Pressure points were selected from a previous imaging run, and tool storage confusion was mitigated by validating formation response on the pressure points with real-time pressure transient analysis (PTA). PTA is a technique that analyzes the change in build-up pressure, as the well goes from the flowing pressure to final formation pressure. This analysis contains valuable information about the reservoir properties. Using PTA allowed the team to determine whether the build-up profile of the formation pressure test was coming from the compression of the fluid inside the tool, or because of the formation response. Additionally, because the service induces a flowing pressure in the formation, the team could be absolutely certain that the flow was coming from the formation, not from decompressing the fluid inside the tool.

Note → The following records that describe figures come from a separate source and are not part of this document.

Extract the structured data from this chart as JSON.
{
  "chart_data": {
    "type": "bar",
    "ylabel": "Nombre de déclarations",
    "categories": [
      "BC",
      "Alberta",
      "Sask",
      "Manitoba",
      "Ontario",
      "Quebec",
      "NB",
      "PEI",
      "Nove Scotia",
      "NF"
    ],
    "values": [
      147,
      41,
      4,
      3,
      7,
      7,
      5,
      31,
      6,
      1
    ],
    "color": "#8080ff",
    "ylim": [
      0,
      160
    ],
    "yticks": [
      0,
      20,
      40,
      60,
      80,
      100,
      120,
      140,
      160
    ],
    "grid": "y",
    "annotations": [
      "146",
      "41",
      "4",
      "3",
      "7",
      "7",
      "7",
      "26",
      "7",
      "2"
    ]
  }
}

Fig. 3. The advanced formation pressure testing service measured the formation’s pressure response and rate during the job.

A patented FRA technique was used to calculate mobility. The technique uses a multi-variate, linear regression algorithm with a multi-scale scatter search optimization algorithm to estimate the formation parameters more accurately and efficiently, particularly in low-mobility formations. Unlike the drawdown mobility method, which uses a single data point of pressure versus formation rate, the patented FRA technique uses all the pressure and formation rate data points in the test to account for the storage effects, and calculates the correct formation flowrate. This is critically important in mobility estimation in low-permeability zones. The FRA technique is based on the material balance for the tool’s flowline volume. It uses the modified Darcy’s law with a geometric factor, and calculates the formation rate instead of using the piston-withdrawal rate for the analysis. By correcting the piston rate for the tool-storage effect, the actual flowrate from the formation is calculated. This allows for a significantly more accurate formation mobility to be calculated.

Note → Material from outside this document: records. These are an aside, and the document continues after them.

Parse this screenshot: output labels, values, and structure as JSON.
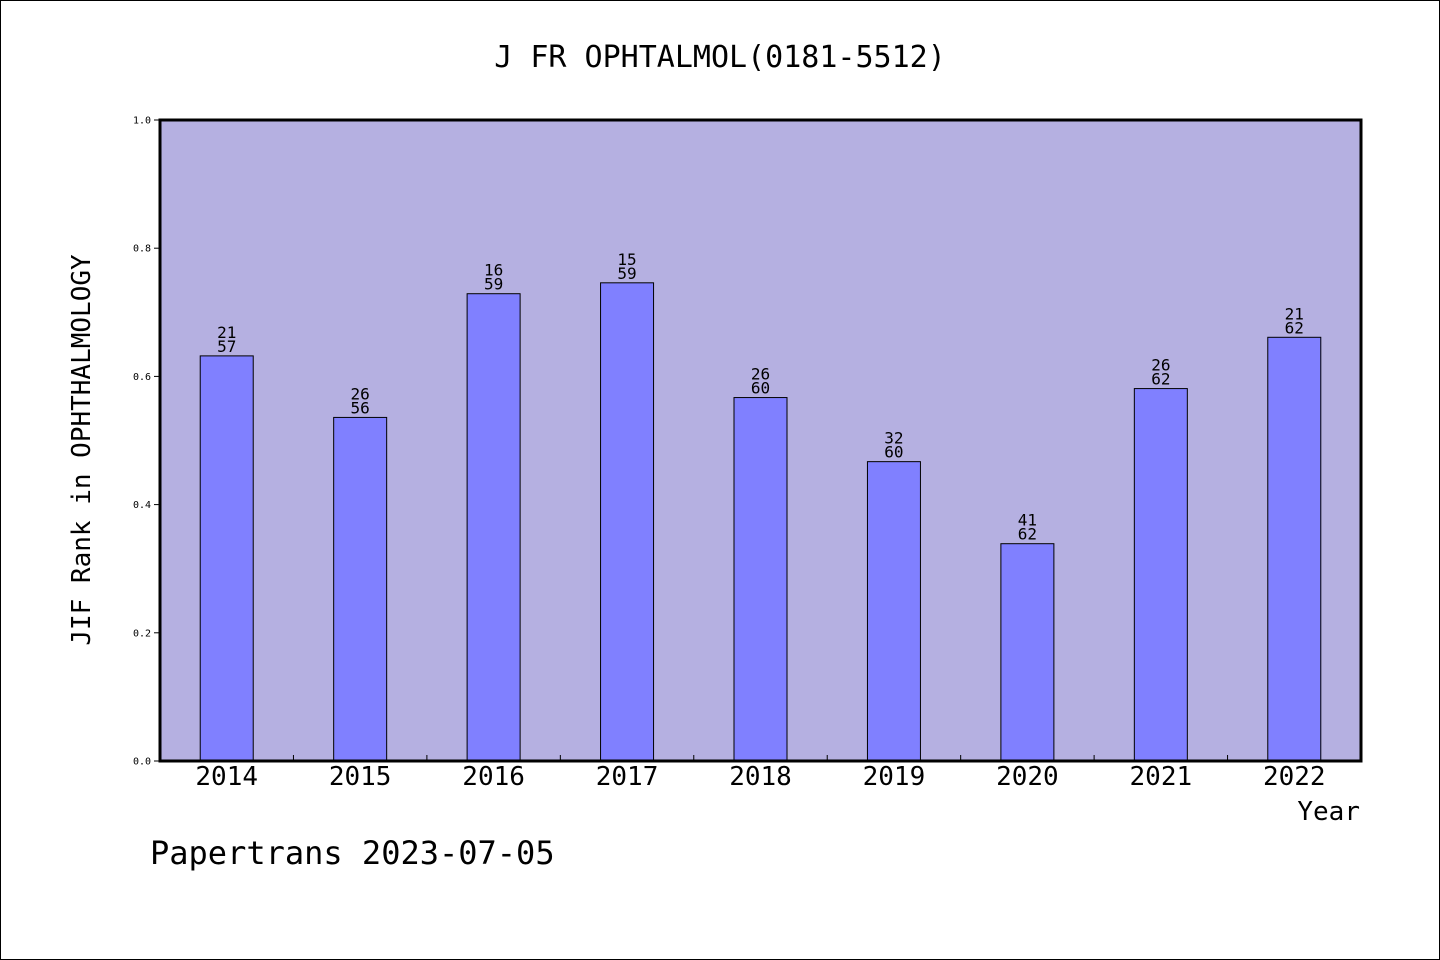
{
  "chart_data": {
    "type": "bar",
    "title": "J FR OPHTALMOL(0181-5512)",
    "xlabel": "Year",
    "ylabel": "JIF Rank in OPHTHALMOLOGY",
    "ylim": [
      0,
      1.0
    ],
    "yticks": [
      "0.0",
      "0.2",
      "0.4",
      "0.6",
      "0.8",
      "1.0"
    ],
    "categories": [
      "2014",
      "2015",
      "2016",
      "2017",
      "2018",
      "2019",
      "2020",
      "2021",
      "2022"
    ],
    "values": [
      0.632,
      0.536,
      0.729,
      0.746,
      0.567,
      0.467,
      0.339,
      0.581,
      0.661
    ],
    "bar_labels": [
      [
        "21",
        "57"
      ],
      [
        "26",
        "56"
      ],
      [
        "16",
        "59"
      ],
      [
        "15",
        "59"
      ],
      [
        "26",
        "60"
      ],
      [
        "32",
        "60"
      ],
      [
        "41",
        "62"
      ],
      [
        "26",
        "62"
      ],
      [
        "21",
        "62"
      ]
    ],
    "grid": false,
    "colors": {
      "plot_background": "#b5b0e1",
      "bar_fill": "#8080ff",
      "bar_stroke": "#000000"
    }
  },
  "footer": {
    "text": "Papertrans 2023-07-05"
  }
}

Fig. 4. Close-up of highlighted area in Fig. 3.

To expedite the operation, the operator and service company collaborated to custom-design a packer with three times the normal surface area, to optimize the flow area for low-mobility formation pressure tests. Optimizing the packer’s flow area led to a significant increase in both the quantity and quality of the acquired formation pressure measurements. A rapid, joint engineering and design project produced a packer with three times the flow of a standard probe.

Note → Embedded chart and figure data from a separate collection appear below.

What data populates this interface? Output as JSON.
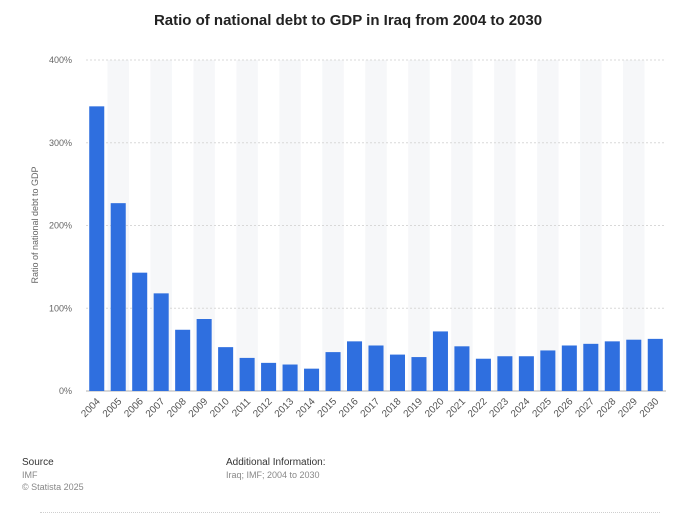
{
  "chart_data": {
    "type": "bar",
    "title": "Ratio of national debt to GDP in Iraq from 2004 to 2030",
    "ylabel": "Ratio of national debt to GDP",
    "xlabel": "",
    "ylim": [
      0,
      400
    ],
    "yticks": [
      "0%",
      "100%",
      "200%",
      "300%",
      "400%"
    ],
    "categories": [
      "2004",
      "2005",
      "2006",
      "2007",
      "2008",
      "2009",
      "2010",
      "2011",
      "2012",
      "2013",
      "2014",
      "2015",
      "2016",
      "2017",
      "2018",
      "2019",
      "2020",
      "2021",
      "2022",
      "2023",
      "2024",
      "2025",
      "2026",
      "2027",
      "2028",
      "2029",
      "2030"
    ],
    "values": [
      344,
      227,
      143,
      118,
      74,
      87,
      53,
      40,
      34,
      32,
      27,
      47,
      60,
      55,
      44,
      41,
      72,
      54,
      39,
      42,
      42,
      49,
      55,
      57,
      60,
      62,
      63
    ],
    "bar_color": "#2f6fdf",
    "grid": true,
    "legend": "none"
  },
  "footer": {
    "source_label": "Source",
    "source_lines": [
      "IMF",
      "© Statista 2025"
    ],
    "additional_label": "Additional Information:",
    "additional_text": "Iraq; IMF; 2004 to 2030"
  }
}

Valid, repeat pressures were acquired from 16 depth stations, with 12 tests achieving a build-up stability of less than 1 psi/min., with the lowest being 0.01 psi/min.

A stable pressure measurement was recorded, at mobility as low as 0.003 mD/cP with 0.9 psi/min. stability and repeat tests within 30 min., Figs. 3 and 4. The mobility data for the operation ranged from 0.003 to 0.4 mD/cP. The electrical pump of the pressure testing service was able to achieve drawdown rates as low as 0.002 cc/sec, which was critical to success at such low mobility.

Using the custom elongated packer reduced the test time 50%, compared to a standard probe deployed in a previous well at the same mobility. The service acquired valid, repeatable pressure measurements and successfully mapped the pressure profile through the tight carbonate section.

Better understanding of the pressures in extremely low-mobility formations has always been important to field development. Until now, however, quality data have been difficult or unreliable to acquire. As a result, operators have faced a conflict of having to choose between quality of data or quantity of data. Advanced, wireline-based formation pressure testing service, such as the one described in this article, allows operators to both achieve sufficient pressure tests, as well as acquire the quality formation pressures required to truly understand what the formation behavior will be when they put the well or field into production.